Politique / La mouvance présidentielle nie toute restriction des libertés

Politique / La mouvance présidentielle nie toute restriction des libertés © : HZK-LGDC

24h après la mise en garde de l'Onu au gouvernement comorien en matière de respect de l'État de droit et des libertés, la majorité présidentielle monte au créneau et nie toute restriction des libertés. Dans un point de presse tenu hier jeudi, les leaders de la mouvance accusent l'opposition de semer le trouble.

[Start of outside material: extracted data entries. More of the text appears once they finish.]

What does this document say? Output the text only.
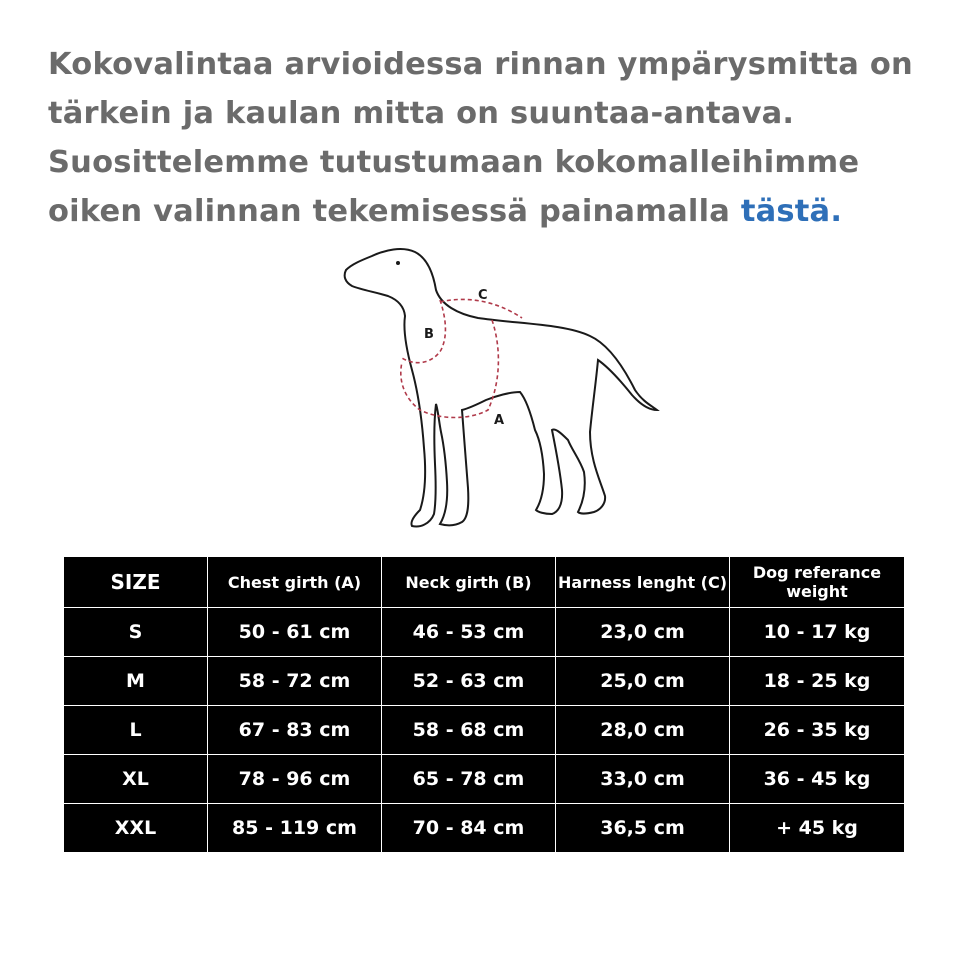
Kokovalintaa arvioidessa rinnan ympärysmitta on tärkein ja kaulan mitta on suuntaa-antava. Suosittelemme tutustumaan kokomalleihimme oiken valinnan tekemisessä painamalla tästä.
A
B
C
SIZE	Chest girth (A)	Neck girth (B)	Harness lenght (C)	Dog referance weight
S	50 - 61 cm	46 - 53 cm	23,0 cm	10 - 17 kg
M	58 - 72 cm	52 - 63 cm	25,0 cm	18 - 25 kg
L	67 - 83 cm	58 - 68 cm	28,0 cm	26 - 35 kg
XL	78 - 96 cm	65 - 78 cm	33,0 cm	36 - 45 kg
XXL	85 - 119 cm	70 - 84 cm	36,5 cm	+ 45 kg
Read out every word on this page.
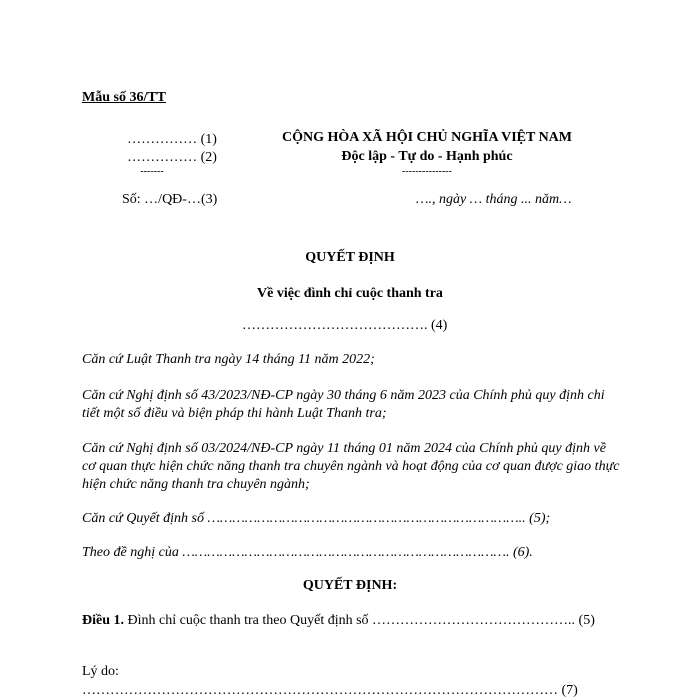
Mẫu số 36/TT
…………… (1)
…………… (2)
-------
Số: …/QĐ-…(3)
CỘNG HÒA XÃ HỘI CHỦ NGHĨA VIỆT NAM
Độc lập - Tự do - Hạnh phúc
---------------
…., ngày … tháng ... năm…
QUYẾT ĐỊNH
Về việc đình chỉ cuộc thanh tra
…………………………………. (4)
Căn cứ Luật Thanh tra ngày 14 tháng 11 năm 2022;
Căn cứ Nghị định số 43/2023/NĐ-CP ngày 30 tháng 6 năm 2023 của Chính phủ quy định chi tiết một số điều và biện pháp thi hành Luật Thanh tra;
Căn cứ Nghị định số 03/2024/NĐ-CP ngày 11 tháng 01 năm 2024 của Chính phủ quy định về cơ quan thực hiện chức năng thanh tra chuyên ngành và hoạt động của cơ quan được giao thực hiện chức năng thanh tra chuyên ngành;
Căn cứ Quyết định số ………………………………………………………………….. (5);
Theo đề nghị của ……………………………………………………………………. (6).
QUYẾT ĐỊNH:
Điều 1. Đình chỉ cuộc thanh tra theo Quyết định số …………………………………….. (5)
Lý do:
………………………………………………………………………………………… (7)
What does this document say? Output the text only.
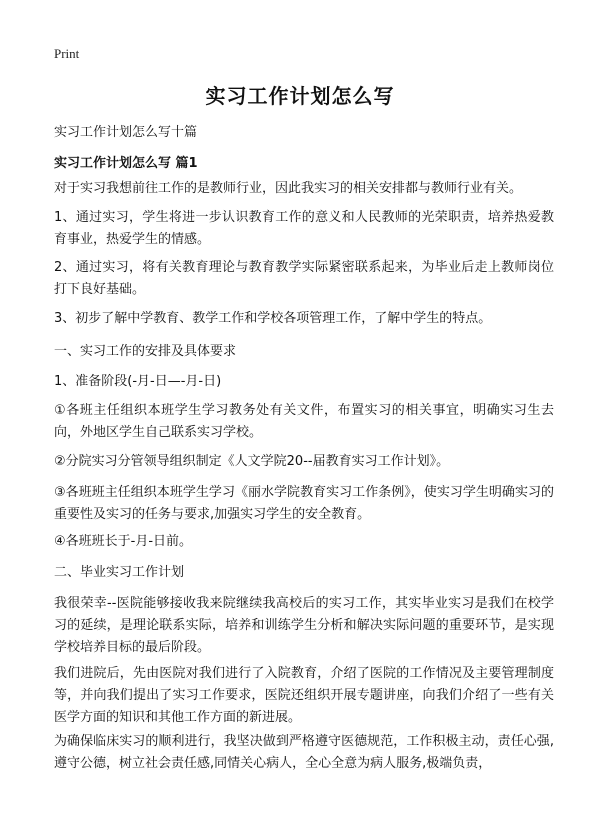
Print
实习工作计划怎么写
实习工作计划怎么写十篇
实习工作计划怎么写 篇1
对于实习我想前往工作的是教师行业，因此我实习的相关安排都与教师行业有关。
1、通过实习，学生将进一步认识教育工作的意义和人民教师的光荣职责，培养热爱教育事业，热爱学生的情感。
2、通过实习，将有关教育理论与教育教学实际紧密联系起来，为毕业后走上教师岗位打下良好基础。
3、初步了解中学教育、教学工作和学校各项管理工作，了解中学生的特点。
一、实习工作的安排及具体要求
1、准备阶段(-月-日—-月-日)
①各班主任组织本班学生学习教务处有关文件，布置实习的相关事宜，明确实习生去向，外地区学生自己联系实习学校。
②分院实习分管领导组织制定《人文学院20--届教育实习工作计划》。
③各班班主任组织本班学生学习《丽水学院教育实习工作条例》，使实习学生明确实习的重要性及实习的任务与要求,加强实习学生的安全教育。
④各班班长于-月-日前。
二、毕业实习工作计划
我很荣幸--医院能够接收我来院继续我高校后的实习工作，其实毕业实习是我们在校学习的延续，是理论联系实际，培养和训练学生分析和解决实际问题的重要环节，是实现学校培养目标的最后阶段。
我们进院后，先由医院对我们进行了入院教育，介绍了医院的工作情况及主要管理制度等，并向我们提出了实习工作要求，医院还组织开展专题讲座，向我们介绍了一些有关医学方面的知识和其他工作方面的新进展。
为确保临床实习的顺利进行，我坚决做到严格遵守医德规范，工作积极主动，责任心强,遵守公德，树立社会责任感,同情关心病人，全心全意为病人服务,极端负责，
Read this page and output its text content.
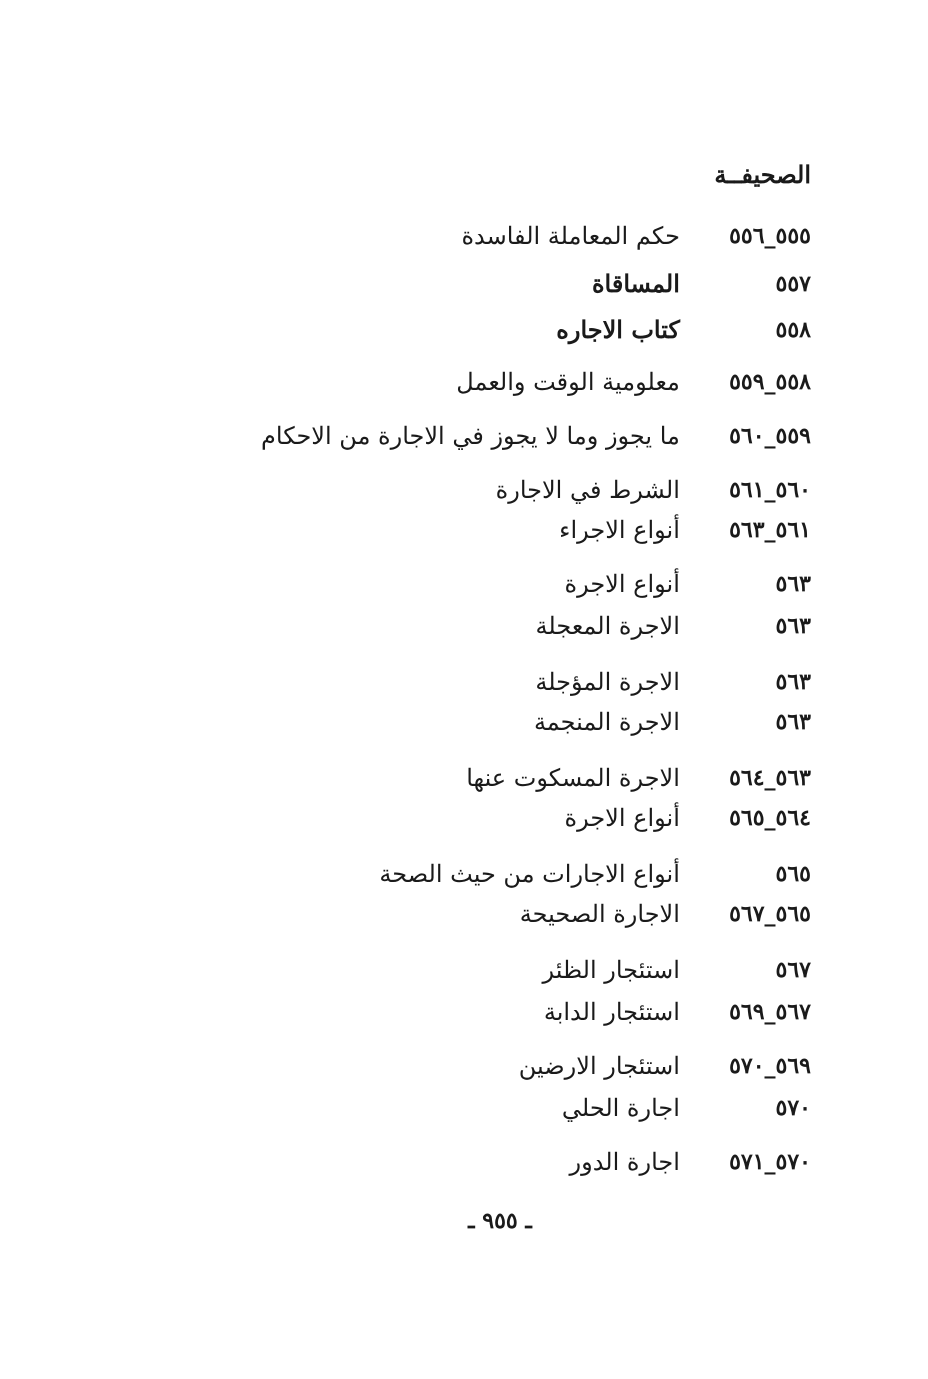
الصحيفــة
٥٥٥_٥٥٦ حكم المعاملة الفاسدة
٥٥٧ المساقاة
٥٥٨ كتاب الاجاره
٥٥٨_٥٥٩ معلومية الوقت والعمل
٥٥٩_٥٦٠ ما يجوز وما لا يجوز في الاجارة من الاحكام
٥٦٠_٥٦١ الشرط في الاجارة
٥٦١_٥٦٣ أنواع الاجراء
٥٦٣ أنواع الاجرة
٥٦٣ الاجرة المعجلة
٥٦٣ الاجرة المؤجلة
٥٦٣ الاجرة المنجمة
٥٦٣_٥٦٤ الاجرة المسكوت عنها
٥٦٤_٥٦٥ أنواع الاجرة
٥٦٥ أنواع الاجارات من حيث الصحة
٥٦٥_٥٦٧ الاجارة الصحيحة
٥٦٧ استئجار الظئر
٥٦٧_٥٦٩ استئجار الدابة
٥٦٩_٥٧٠ استئجار الارضين
٥٧٠ اجارة الحلي
٥٧٠_٥٧١ اجارة الدور
ـ ٩٥٥ ـ
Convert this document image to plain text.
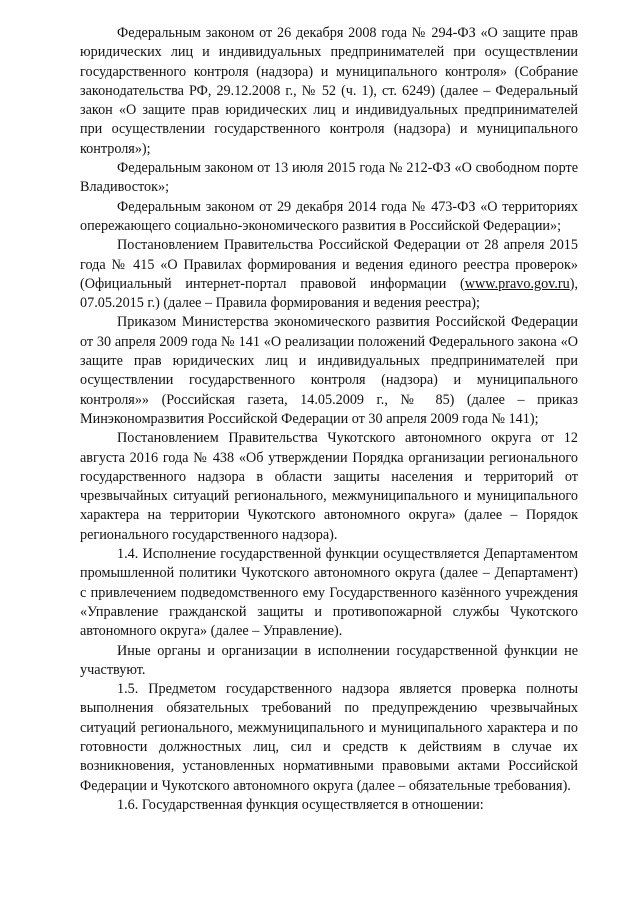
Федеральным законом от 26 декабря 2008 года № 294-ФЗ «О защите прав юридических лиц и индивидуальных предпринимателей при осуществлении государственного контроля (надзора) и муниципального контроля» (Собрание законодательства РФ, 29.12.2008 г., № 52 (ч. 1), ст. 6249) (далее – Федеральный закон «О защите прав юридических лиц и индивидуальных предпринимателей при осуществлении государственного контроля (надзора) и муниципального контроля»);

Федеральным законом от 13 июля 2015 года № 212-ФЗ «О свободном порте Владивосток»;

Федеральным законом от 29 декабря 2014 года № 473-ФЗ «О территориях опережающего социально-экономического развития в Российской Федерации»;

Постановлением Правительства Российской Федерации от 28 апреля 2015 года № 415 «О Правилах формирования и ведения единого реестра проверок» (Официальный интернет-портал правовой информации (www.pravo.gov.ru), 07.05.2015 г.) (далее – Правила формирования и ведения реестра);

Приказом Министерства экономического развития Российской Федерации от 30 апреля 2009 года № 141 «О реализации положений Федерального закона «О защите прав юридических лиц и индивидуальных предпринимателей при осуществлении государственного контроля (надзора) и муниципального контроля»» (Российская газета, 14.05.2009 г., № 85) (далее – приказ Минэкономразвития Российской Федерации от 30 апреля 2009 года № 141);

Постановлением Правительства Чукотского автономного округа от 12 августа 2016 года № 438 «Об утверждении Порядка организации регионального государственного надзора в области защиты населения и территорий от чрезвычайных ситуаций регионального, межмуниципального и муниципального характера на территории Чукотского автономного округа» (далее – Порядок регионального государственного надзора).

1.4. Исполнение государственной функции осуществляется Департаментом промышленной политики Чукотского автономного округа (далее – Департамент) с привлечением подведомственного ему Государственного казённого учреждения «Управление гражданской защиты и противопожарной службы Чукотского автономного округа» (далее – Управление).

Иные органы и организации в исполнении государственной функции не участвуют.

1.5. Предметом государственного надзора является проверка полноты выполнения обязательных требований по предупреждению чрезвычайных ситуаций регионального, межмуниципального и муниципального характера и по готовности должностных лиц, сил и средств к действиям в случае их возникновения, установленных нормативными правовыми актами Российской Федерации и Чукотского автономного округа (далее – обязательные требования).

1.6. Государственная функция осуществляется в отношении:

La mouvance présidentielle nie toute restriction des libertés individuelles dans le pays. Une réponse à peine voilée à la mise en garde de l'Onu qui exhorte les autorités comoriennes à respecter l'État de droit et les libertés, dans une déclaration faite par le porte-parole du secrétaire général l'Onu. « Je ne dis pas que tout est rose dans le pays en ce qui concerne les libertés. Mais nous nous approchons vers un État de droit. En témoigne, le fait qu'il n'y a en prison aucune personne condamné par un délit d'opinion », a déclaré Me Said Larifou leader du parti Ridja membre de la mouvance présidentielle.

 

Même son de cloche pour Mohamed Chature de la Crc, le principal parti au pouvoir pour qui la presse témoigne par la diversité des articles publiés, la liberté d'expression. « Comment peut-on dire que l'opposition est bâillonnée au moment où elle investie les régions pour tenir des réunions et autres rassemblements politiques », fait-il observer. Ce directeur de la société comorienne des hydrocarbures (Sch) convaincu d’une tentative de l'opposition à jouer le trouble en voulant dit-il, dresser la population contre le gouvernement.

 

A l'en croire, le tohu-bohu de l'opposition est un « stratagème pour détourner les comoriens des vrais enjeux actuels, notamment le référendum constitutionnel, la mise en oeuvre des recommandations des assises nationales et surtout l'enquête sur la citoyenneté économique ». Pour le patron du parti Ridja le « referendum est un respect des vœux des comoriens qui se sont exprimés lors des assises nationales. Il demande par ailleurs de dissocier entre referendum et enquête sur la citoyenneté économique qui d'après lui, est un dossier économique « jusqu'à ce que le délit soit qualifié par la justice ».

 

Et de poursuivre : « que l'on sache que ceux qui seront poursuivis dans le cadre de cette affaire ne seront pas poursuivis pour un délit d'opinion mais plutôt par un crime économique». Dr Sounhadje Attoumane, quant à lui, met en garde contre des « tentatives de manipulation dont certains qui veulent opposer Anjouan et le gouvernement ». Selon ce cardiologue converti en politique (ancien dirigeant du parti Juwa), certains membres de l'opposition inciteraient à l’insurrection surtout dans l'île d'Anjouan. « Salami doit se rappeler que nous avons chassé Mohamed Bacar par les armes. Nous avons donc tourné la page du séparatisme», a-t-il martelé, ajoutant que l'enquête sur la citoyenneté économique « est une affaire judiciaire et non pas une affaire d'anjouanais ».